Pos/Neg Definite Quadratic: Evaluate 3 Variable q(x,y,z)

[chrsr34]

Hey guys.
Im having a problem with deciphering positive definite and negative definite for this quadratic form i determined from a matrix.
I don't quite understand how to evaluate if its pos def or neg def.
From what I see in my notes, q(x,y) > 0 for all x not equal to 0. This doesn't help much as with some terms being squared and some not, I am not sure if q will always be positive. I also don't know if there is anything different being a 3-variable quadratic. Anyways here it is:

Homework Statement

q(x, y, z) = 2x² - 2xy + y² - 8yz – 2xz + 5z²

Homework Equations

q(x,y) > 0 for all x not equal to 0

Any help is appreciated
Thanks

Chris

 

[NateTG]

Have you tried applying the quadratic formula?

 

[D H]

What does positive definite mean in terms of the eigenvalues of the matrix?

 

[Dick]

Before you do a lot of work, you could also just poke around. If v=(x,y,z)=(1,1,0) then q(v,v)=1. If w=(0,1,1), q(w,w)=(-2).

 

[chrsr34]

hmm, well what I am not sure of most is the statement "q(x,y) > 0 for all x not equal to 0"
This was given for 2 variables, i have nothing for 3 variables. So in I am not even sure if we are only taking into consideration what x is or if there are 2 variables to take consideration of in 3D. This is the only definition of positive definite i have
I could do what Dick says by plug and play but I am still not sure if the same definition holds for 3D...

 

[Dick]

For two variables the statement is q(x,y)>0 for (x,y) not equal to (0,0). For three variables the statement is q(x,y,z)>0 for (x,y,z) not equal to (0,0,0).
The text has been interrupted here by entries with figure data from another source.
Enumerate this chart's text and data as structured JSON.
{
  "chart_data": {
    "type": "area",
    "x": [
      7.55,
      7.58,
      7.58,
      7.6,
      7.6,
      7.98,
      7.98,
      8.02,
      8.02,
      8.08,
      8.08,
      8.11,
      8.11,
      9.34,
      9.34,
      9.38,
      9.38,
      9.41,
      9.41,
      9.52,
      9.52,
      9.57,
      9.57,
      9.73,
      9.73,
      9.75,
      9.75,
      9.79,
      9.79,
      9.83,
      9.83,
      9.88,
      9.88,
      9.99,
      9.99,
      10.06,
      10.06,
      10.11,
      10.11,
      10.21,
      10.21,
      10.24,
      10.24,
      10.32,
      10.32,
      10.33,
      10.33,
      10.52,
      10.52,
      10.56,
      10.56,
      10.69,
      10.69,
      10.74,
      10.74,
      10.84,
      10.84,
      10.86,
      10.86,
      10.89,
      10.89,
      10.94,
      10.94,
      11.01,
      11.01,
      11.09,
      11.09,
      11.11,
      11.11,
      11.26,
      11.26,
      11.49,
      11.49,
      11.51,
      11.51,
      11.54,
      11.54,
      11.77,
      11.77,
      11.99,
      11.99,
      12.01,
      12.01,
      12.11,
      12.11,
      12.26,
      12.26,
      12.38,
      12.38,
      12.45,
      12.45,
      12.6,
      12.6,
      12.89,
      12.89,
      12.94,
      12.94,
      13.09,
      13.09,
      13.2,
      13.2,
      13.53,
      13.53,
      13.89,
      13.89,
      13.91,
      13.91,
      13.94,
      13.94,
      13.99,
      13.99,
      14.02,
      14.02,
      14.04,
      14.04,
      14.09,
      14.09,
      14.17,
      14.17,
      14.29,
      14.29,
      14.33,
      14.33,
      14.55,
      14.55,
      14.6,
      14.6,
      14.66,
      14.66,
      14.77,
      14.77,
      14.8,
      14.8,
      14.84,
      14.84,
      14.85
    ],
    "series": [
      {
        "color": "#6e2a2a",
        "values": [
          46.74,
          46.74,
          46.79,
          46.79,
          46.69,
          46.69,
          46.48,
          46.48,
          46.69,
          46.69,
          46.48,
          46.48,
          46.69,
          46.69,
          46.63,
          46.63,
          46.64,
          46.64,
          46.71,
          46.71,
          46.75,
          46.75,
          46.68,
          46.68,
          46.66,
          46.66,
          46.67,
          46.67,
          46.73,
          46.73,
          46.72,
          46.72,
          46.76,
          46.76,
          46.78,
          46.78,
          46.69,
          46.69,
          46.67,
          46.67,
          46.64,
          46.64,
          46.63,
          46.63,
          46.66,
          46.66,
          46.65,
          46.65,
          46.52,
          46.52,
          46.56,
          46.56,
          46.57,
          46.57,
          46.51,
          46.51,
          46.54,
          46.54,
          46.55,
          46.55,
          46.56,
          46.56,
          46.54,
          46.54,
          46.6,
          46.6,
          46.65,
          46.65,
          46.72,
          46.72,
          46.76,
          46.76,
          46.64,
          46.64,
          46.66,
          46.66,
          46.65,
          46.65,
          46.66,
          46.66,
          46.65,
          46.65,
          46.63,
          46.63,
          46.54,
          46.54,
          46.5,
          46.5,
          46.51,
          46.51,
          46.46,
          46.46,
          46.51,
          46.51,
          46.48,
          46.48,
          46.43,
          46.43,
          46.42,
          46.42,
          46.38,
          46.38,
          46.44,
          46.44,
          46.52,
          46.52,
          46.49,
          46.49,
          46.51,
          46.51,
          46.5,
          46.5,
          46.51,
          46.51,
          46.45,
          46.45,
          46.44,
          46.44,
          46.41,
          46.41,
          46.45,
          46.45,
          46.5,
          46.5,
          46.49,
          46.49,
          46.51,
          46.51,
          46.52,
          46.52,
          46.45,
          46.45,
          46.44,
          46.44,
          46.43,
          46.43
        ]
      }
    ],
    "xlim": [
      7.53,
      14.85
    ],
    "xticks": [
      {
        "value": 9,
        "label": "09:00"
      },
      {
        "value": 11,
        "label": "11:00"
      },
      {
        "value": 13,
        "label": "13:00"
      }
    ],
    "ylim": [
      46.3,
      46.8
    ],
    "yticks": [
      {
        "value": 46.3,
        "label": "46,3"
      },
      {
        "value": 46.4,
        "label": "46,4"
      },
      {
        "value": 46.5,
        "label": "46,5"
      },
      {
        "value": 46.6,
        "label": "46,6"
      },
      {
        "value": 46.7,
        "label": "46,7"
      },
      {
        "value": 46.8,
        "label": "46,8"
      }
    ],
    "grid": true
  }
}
I wrote it the way I did because I usually think of a quadratic form as a function of two vectors, like the dot product.

 

[D H]

To make Dick's suggestion blatantly obvious, setting x=1,y=1,z=0 yields q(x,y,z)=1 while setting x=0,y=1,z=1 yields q(x,y,z)=-2. What does that tell you regarding the question of the nature of the quadratic form?You can rewrite the expression q(x, y, z) = 2x² - 2xy + y² - 8yz – 2xz + 5z² as the matrix expression

$$q(\mathbf x) = \mathbf x\cdot(\mathbf Q \mathbf x) = \mathbf x^T\mathbf Q \mathbf x$$

where $\mathbf Q$ is a symmetric matrix and $\mathbf x$ is the column vector

$$\mathbf x = \bmatrix x\\y\\z\endbmatrix$$

The first form ($\mathbf x\cdot(\mathbf Q \mathbf x)$) is apparently how Dick likes to view these forms. I prefer the second form ($\mathbf x^T\mathbf Q \mathbf x$). It is just a matter of preference; the two expressions are equivalent.

 

[Dick]

I prefer the second form as well. I think of the dot product as $\mathbf x^T\mathbf I \mathbf x$.

 

[chrsr34]

Thank you guys. It appears to me that this quad is not pos or neg definite then. This is my 3rd option.
Thanks guys

Chris